What Inspired Horizontes?

In 2013, as a freshly arrived, new Wichita resident, I was on my way to a meeting being held at The Boys and Girls Club. If you are familiar with Wichita and the location of this facility, which I was not, you might remember that it sits in a large campus built in the northern edge of the historic African American Northeast neighborhoods, just east of highway I-135 on 21st Street.

This campus spans several blocks north of 21st St and about four blocks wide, nestled inside the predominantly African American neighborhood, with only one point of entry and exit. Unaware of this unorthodox architectural design, for several minutes I was not successful in entering the campus through its ironically named “Opportunity Drive.”

I drove, and looked, and drove, and looked, and drove around more, and could not access Opportunity Drive, despite it being visible from my perspective.

This quest to get to my meeting at the Boys and Girls Club led me to drive into and around the neighborhood, explore its streets, and to witness a horizon line, visible only through my physical presence within that space.

As I drove slowly looking for clues that would grant me the entry to Opportunity Drive, I came across two little girls playing in the street, one girl was riding a bicycle while the other one walked by her side. This unexpected sight of childhood play and joy was a welcomed break from my unanticipated and frustrating neighborhood exploration.

The backdrop to this playful childhood interaction was dominated by two monolithic creatures: a massive grain elevator and highway I-135. These omnipresent concrete giants suddenly prompted a series of thoughts and reflections that have stayed with me to this day.

What is the psychological impact of growing up around massive industrial structures?

How does the presence of a massive gray wall, spanning several blocks, impacts a child’s imagination?

Can their imagination take them beyond that visual barrier?

What personal agency do residents of a neighborhood have in the development of the built environment surrounding them? Especially, public and private infrastructure?

What if that giant grain elevator became a canvass for artists to create art?

What if it had written on it massive words of wisdom?

Images of neighborhood heroes? A landscape? A sunset?

What if the neighborhood residents could decide what they wanted to look at on that structure?

If those little girls had a chance to voice what they wanted to see every day, what would their horizon look like?

WHAT WOULD THEIR HORIZON LOOK LIKE?

After several attempts, I was finally able to find the one and only access to Opportunity Drive, I had my meeting and went on with my new life in Wichita.

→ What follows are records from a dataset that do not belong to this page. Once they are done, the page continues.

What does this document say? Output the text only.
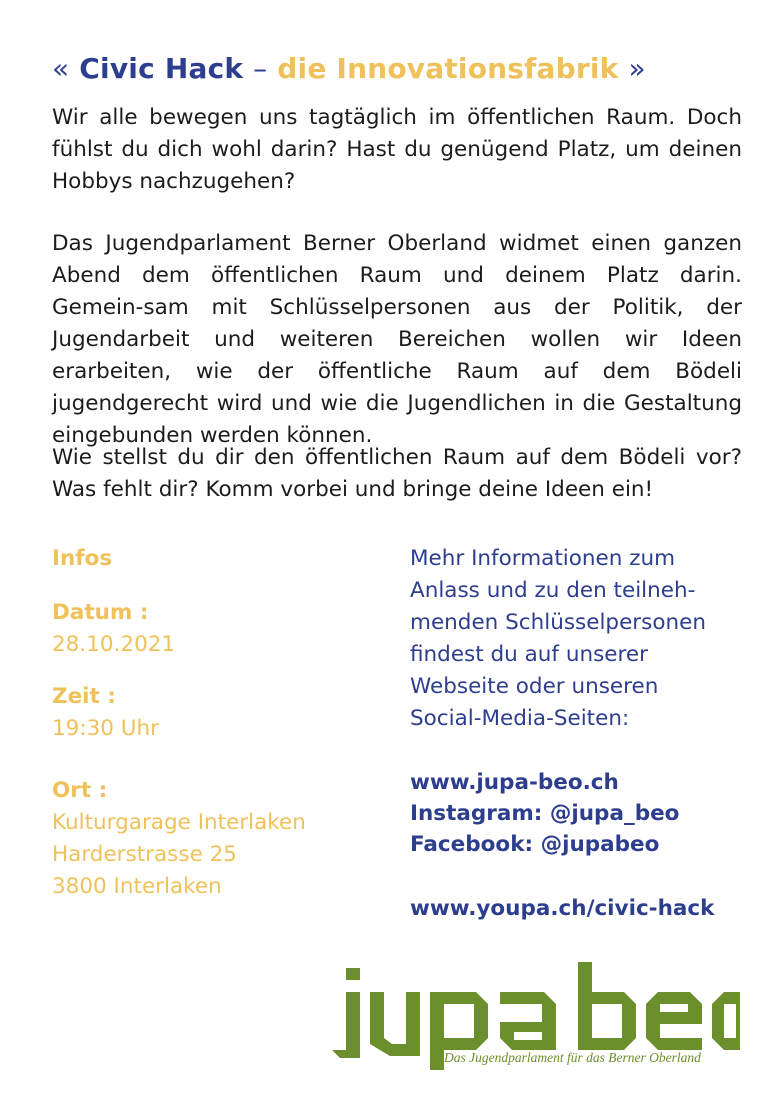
« Civic Hack – die Innovationsfabrik »

Wir alle bewegen uns tagtäglich im öffentlichen Raum. Doch fühlst du dich wohl darin? Hast du genügend Platz, um deinen Hobbys nachzugehen?

Das Jugendparlament Berner Oberland widmet einen ganzen Abend dem öffentlichen Raum und deinem Platz darin. Gemein-sam mit Schlüsselpersonen aus der Politik, der Jugendarbeit und weiteren Bereichen wollen wir Ideen erarbeiten, wie der öffentliche Raum auf dem Bödeli jugendgerecht wird und wie die Jugendlichen in die Gestaltung eingebunden werden können.

Wie stellst du dir den öffentlichen Raum auf dem Bödeli vor? Was fehlt dir? Komm vorbei und bringe deine Ideen ein!

Infos
Datum :
28.10.2021
Zeit :
19:30 Uhr
Ort :
Kulturgarage Interlaken
Harderstrasse 25
3800 Interlaken
Mehr Informationen zum
Anlass und zu den teilneh-
menden Schlüsselpersonen
findest du auf unserer
Webseite oder unseren
Social-Media-Seiten:
www.jupa-beo.ch
Instagram: @jupa_beo
Facebook: @jupabeo
www.youpa.ch/civic-hack
Das Jugendparlament für das Berner Oberland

However, these questions and subsequent reflections stayed with me, and have since informed the emphasis and focus of my creative community work in this great city.

As for painting a mural or altering the grain elevator? I put that idea in my idea-box, inside my brain, to sit and wait for the perfect opportunity to come out into the world. That opportunity arrived in 2016 with the Knight Cities Challenge call for proposals. This was my chance to propose an artistic intervention that would transform a physical structure while addressing the long legacy of systemic discrimination and segregation of people of color in Wichita’s North neighborhoods.

The second chapter to this story begun in 2017, when Horizontes was announced as one of 33 winners of the Knight Cities Challenge and was awarded a $100,000 grant.

Join us as we embark on this new journey.